A successful response has non-empty `choices[0].message.content`
and a `finish_reason` of `stop` or `length`.
`jq -e '.choices[0].finish_reason'` is a good one-liner for a CI
smoke test.

If your backend looks silent, set `DYN_LOG=info` (or
`DYN_LOG=debug,dynamo=debug` for finer scoping) before launching —
the framework configures `tracing` from `DYN_LOG`.

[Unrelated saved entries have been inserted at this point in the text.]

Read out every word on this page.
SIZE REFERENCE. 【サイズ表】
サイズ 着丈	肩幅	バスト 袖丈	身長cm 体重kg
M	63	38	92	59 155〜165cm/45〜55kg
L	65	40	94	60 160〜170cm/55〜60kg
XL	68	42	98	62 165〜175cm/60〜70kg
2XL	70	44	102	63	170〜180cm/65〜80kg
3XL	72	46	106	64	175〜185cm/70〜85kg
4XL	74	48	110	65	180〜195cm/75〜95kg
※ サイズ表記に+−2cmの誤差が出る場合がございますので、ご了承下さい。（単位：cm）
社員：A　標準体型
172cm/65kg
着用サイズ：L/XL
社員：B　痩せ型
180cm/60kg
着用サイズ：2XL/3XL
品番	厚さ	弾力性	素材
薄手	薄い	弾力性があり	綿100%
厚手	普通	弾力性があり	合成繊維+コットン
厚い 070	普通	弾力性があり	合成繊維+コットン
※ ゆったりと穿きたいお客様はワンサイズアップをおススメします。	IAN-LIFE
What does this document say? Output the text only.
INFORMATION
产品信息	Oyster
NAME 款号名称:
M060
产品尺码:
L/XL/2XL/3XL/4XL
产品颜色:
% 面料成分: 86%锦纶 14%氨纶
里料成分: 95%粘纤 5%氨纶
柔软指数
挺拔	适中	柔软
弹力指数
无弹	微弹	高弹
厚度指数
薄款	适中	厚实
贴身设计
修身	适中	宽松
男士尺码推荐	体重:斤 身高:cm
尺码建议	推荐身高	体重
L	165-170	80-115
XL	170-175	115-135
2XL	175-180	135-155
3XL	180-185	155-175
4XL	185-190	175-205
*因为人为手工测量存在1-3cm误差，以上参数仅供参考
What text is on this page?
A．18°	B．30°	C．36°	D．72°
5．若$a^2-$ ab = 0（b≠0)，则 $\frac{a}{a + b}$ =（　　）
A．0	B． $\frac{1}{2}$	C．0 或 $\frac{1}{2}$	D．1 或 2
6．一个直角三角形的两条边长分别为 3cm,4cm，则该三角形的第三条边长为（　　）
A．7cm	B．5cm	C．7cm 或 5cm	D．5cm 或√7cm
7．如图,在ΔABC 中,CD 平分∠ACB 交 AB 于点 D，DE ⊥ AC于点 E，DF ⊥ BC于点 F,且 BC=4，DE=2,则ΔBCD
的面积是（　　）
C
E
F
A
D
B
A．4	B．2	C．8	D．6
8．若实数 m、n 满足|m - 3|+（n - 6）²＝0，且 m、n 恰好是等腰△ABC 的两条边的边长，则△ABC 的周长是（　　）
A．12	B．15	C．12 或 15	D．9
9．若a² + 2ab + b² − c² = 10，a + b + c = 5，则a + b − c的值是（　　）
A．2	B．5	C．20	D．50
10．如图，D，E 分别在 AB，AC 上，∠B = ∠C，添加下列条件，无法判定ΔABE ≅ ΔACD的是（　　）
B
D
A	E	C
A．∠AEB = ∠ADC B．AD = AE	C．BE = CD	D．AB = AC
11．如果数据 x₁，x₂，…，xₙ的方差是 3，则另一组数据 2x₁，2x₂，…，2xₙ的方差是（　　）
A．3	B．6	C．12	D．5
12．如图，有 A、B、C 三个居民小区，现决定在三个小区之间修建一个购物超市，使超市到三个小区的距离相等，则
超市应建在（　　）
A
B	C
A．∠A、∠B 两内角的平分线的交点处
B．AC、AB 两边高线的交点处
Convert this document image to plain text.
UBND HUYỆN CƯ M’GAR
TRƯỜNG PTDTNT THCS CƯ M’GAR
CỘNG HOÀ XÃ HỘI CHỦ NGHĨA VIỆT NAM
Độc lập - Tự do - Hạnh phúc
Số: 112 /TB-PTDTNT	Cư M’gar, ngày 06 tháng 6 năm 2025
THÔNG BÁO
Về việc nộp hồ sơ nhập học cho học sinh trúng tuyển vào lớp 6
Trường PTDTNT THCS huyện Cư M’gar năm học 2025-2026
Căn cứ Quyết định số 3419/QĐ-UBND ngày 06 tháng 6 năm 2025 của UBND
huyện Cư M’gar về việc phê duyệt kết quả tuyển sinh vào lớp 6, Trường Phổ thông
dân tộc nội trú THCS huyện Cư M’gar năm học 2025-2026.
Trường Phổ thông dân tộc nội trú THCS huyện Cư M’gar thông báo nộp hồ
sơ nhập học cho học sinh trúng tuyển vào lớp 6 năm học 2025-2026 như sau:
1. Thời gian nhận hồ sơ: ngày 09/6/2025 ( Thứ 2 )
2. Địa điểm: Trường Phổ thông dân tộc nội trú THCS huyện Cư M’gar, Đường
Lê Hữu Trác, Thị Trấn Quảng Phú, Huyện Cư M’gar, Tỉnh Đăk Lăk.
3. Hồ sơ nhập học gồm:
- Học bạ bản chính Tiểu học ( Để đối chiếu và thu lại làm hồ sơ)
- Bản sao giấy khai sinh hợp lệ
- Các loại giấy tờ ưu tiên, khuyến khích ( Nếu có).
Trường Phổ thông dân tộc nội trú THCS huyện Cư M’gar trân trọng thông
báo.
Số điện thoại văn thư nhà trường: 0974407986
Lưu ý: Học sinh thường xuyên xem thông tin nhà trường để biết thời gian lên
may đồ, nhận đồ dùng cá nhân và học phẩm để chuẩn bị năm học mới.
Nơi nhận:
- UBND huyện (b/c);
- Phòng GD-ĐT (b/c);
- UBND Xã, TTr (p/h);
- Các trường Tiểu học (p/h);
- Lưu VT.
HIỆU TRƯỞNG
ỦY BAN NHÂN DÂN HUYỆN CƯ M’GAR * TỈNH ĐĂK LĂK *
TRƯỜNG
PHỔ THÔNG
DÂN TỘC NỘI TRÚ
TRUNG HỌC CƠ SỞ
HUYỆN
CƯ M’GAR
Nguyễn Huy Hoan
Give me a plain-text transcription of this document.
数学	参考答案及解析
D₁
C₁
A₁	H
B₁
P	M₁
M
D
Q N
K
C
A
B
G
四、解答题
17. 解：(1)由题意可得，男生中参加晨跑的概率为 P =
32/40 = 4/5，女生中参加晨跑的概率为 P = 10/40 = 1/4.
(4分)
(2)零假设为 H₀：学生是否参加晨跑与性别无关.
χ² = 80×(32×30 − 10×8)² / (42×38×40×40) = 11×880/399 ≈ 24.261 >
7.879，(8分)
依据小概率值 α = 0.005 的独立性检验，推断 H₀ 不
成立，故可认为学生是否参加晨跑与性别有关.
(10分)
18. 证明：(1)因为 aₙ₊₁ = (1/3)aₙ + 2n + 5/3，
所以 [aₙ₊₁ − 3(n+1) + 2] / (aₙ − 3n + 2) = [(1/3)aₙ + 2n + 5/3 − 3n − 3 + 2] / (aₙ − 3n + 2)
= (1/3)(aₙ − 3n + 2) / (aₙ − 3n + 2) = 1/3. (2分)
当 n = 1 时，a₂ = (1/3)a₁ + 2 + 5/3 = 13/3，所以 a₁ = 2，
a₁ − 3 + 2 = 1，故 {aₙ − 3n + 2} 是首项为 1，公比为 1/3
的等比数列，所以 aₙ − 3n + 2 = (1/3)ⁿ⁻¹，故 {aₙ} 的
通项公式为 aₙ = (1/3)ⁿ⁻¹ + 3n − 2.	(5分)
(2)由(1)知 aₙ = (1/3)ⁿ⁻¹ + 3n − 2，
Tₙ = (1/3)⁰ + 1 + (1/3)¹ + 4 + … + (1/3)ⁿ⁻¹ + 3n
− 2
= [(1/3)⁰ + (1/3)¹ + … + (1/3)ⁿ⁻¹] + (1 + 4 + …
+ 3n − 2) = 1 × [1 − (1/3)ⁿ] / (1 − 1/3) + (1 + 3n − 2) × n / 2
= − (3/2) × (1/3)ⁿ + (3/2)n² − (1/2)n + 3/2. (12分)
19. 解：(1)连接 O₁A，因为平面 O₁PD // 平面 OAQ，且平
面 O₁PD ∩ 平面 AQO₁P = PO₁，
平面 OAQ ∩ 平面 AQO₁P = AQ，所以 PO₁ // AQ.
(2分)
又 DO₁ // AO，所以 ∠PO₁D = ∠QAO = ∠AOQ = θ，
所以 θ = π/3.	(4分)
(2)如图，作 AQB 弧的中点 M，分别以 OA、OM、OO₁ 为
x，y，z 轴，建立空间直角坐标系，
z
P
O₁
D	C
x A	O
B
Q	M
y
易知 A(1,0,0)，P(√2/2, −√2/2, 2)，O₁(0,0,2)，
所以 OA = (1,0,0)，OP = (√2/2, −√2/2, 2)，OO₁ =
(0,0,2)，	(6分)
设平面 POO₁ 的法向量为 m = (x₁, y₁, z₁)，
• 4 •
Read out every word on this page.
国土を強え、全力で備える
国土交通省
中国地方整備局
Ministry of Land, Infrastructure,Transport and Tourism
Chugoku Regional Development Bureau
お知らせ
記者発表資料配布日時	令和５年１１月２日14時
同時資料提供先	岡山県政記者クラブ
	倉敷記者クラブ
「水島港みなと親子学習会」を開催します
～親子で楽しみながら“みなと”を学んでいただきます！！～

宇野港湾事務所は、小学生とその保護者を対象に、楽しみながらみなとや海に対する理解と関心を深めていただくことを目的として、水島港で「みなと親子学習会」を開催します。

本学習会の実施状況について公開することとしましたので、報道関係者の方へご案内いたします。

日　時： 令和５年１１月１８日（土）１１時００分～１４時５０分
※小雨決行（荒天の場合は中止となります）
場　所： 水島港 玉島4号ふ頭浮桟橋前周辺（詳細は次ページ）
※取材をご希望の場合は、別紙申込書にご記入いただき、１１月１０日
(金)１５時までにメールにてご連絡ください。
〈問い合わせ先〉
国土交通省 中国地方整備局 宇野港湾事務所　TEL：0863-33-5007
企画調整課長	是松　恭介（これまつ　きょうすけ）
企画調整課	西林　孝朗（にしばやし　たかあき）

## Reference: the sample engine

[`sample_engine.py`](../../components/src/dynamo/common/backend/sample_engine.py)
is the canonical minimal reference. Run it as-is:

```bash
python -m dynamo.common.backend.sample_main --model-name test-model
```

It generates rotating token IDs with no ML dependencies, so it's a
useful stand-in for AIPerf / end-to-end pipeline smoke tests. Lift
these patterns:

- `from_args` parses CLI args and returns `(engine, WorkerConfig)`
  with no awaits.
- `start()` returns an `EngineConfig` whose KV fields are
  illustrative but not load-bearing (no real KV cache).
- `generate()` polls `context.is_stopped()` between yields and
  emits a `cancelled` terminal on observation.
- `cleanup()` is a no-op because the engine holds no resources.

## Checklist

Before shipping:

- [ ] `LLMEngine` subclassed; `from_args` returns
      `(engine, WorkerConfig)`.
- [ ] `start()` returns `EngineConfig` with at least a non-empty
      `model`.
- [ ] `generate()` polls `context.is_stopped()` between yields and
      emits a `"cancelled"` terminal on observation.
- [ ] Final chunk has `finish_reason` and `completion_usage`.
- [ ] Typed `DynamoException` subclasses used for error reporting
      where the category matters.
- [ ] `cleanup()` releases all engine resources.
- [ ] Logging levels match the standards in Step 6.

## See also

- [`LLMEngine` ABC](../../components/src/dynamo/common/backend/engine.py)
  — authoritative contract.
- [Package README](../../components/src/dynamo/common/backend/README.md)
  — feature gaps, error model, request/response contract.
- [Sample engine](../../components/src/dynamo/common/backend/sample_engine.py)
  — example user guide.
- [Writing a Rust Unified Backend](/dynamo/dev/user-guides/writing-rust-unified-backends) — the Rust
  counterpart, same contract, lower-level.